Why do control plane CNFs hate isolcpu?

Why can't some of the Containers use more than one CPU Core?

A little bit of background:

People who have worked on Openstack-based telco cloud might know about a kernel parameter called isolcpu. It's one of the features that make latency-sensitive VNFs run on compute nodes."isolcpu" basically isolates workload CPUs from the operating system's housekeeping services so that workloads can run mostly uninterrupted (there are more to it, keeping it simple)

Some telco operators use this isolation to run control plane VNFs and Data Plane VNFs on the same compute, making capacity planning easier and improving overall compute utilization. 

What does it have to do with CNFs?

Many Network Functions are containerized, but their requirements have not changed much; they still need exclusive CPUs with CPU pinning and isolated from one another. So isolcpu is still used by many Kubernetes distributions to achieve the same required isolation for Dataplane Network Functions.

So, what would happen if control plane pods run on a worker node with isolcpu?

The short answer is that control plane containers cannot scale to more than one core, irrespective of the number of allocated cores. It can use only one core even at peak utilization, usually the first core.

How does this look in practice?

pod running on node with isolcpu and exclusive CPUs [All 3 process sharing the same core]

same pod running on node with no isolcpu [All 3 process on different cores]

Is this a bug?

It's not a bug!.With isolcpu, Kernel will disable its load-balancing and process scheduling on the specified cores. So, no matter whether the container has 2 or 20 cores, the process will run only on a single core as there is no load balancing of cores by the Kernel. This is by design.

What about Dataplane CNFs how can they scale to more than one core?

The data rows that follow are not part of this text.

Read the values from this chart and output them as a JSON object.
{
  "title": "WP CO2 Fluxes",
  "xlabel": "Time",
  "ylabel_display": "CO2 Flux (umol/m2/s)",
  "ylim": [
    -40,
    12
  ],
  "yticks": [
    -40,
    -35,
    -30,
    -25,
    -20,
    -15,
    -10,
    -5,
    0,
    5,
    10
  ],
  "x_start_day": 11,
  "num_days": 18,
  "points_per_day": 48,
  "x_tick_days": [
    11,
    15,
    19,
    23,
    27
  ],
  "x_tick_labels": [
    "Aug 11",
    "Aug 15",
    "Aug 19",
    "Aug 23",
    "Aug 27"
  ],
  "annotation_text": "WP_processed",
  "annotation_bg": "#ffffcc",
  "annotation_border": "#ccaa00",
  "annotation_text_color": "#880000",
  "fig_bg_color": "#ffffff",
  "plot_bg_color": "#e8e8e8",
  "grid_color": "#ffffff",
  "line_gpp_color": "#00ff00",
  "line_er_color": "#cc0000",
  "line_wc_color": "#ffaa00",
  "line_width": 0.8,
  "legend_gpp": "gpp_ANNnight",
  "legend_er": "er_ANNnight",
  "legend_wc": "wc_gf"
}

The differentiator is DPDK,it has its scheduling ,load-balancing and doesn't rely on Kernel for packet processing. People who have worked on DPDK vSwitch/vRouter/vApps know that you must specify the CPU affinity explicitly.

So, this is not a Kubernetes issue, nor a container runtime issue. Instead, it is the way it works when Kubernetes CPU pinning and isolcpu are used together ,again its not a bug and its by design.

How can this be avoided in a Telco Cloud if you have to run Data plane and control plane CNFs on the same node?

• The obvious and most straightforward solution is to create different worker nodes for Data plane and Control plane Network Functions.
• There are Container Runtime-specific implementations supported by some OCI runtime. However, this requires extensive testing with the vendors, and pod spec changes particular to that runtime,which wont work if the runtime is different.
• replace isolcpu with another isolation technique:

isolcpu has its tradeoffs; hence, some linux distributions also support cpuset cgroup-based isolation.(Even some trying to deprecate isolcpu).There are many articles explaining how to use cpuset based isolation and its comparison with isolcpu.

Every approach has its Pros and Cons but these are some of the solutions that i have considered, if you are aware of a different approach it would be interesting to discuss that.

NB: If the container CPU resources are in milli-cores or the containers are not expected to scale to more than one core, you won't notice this.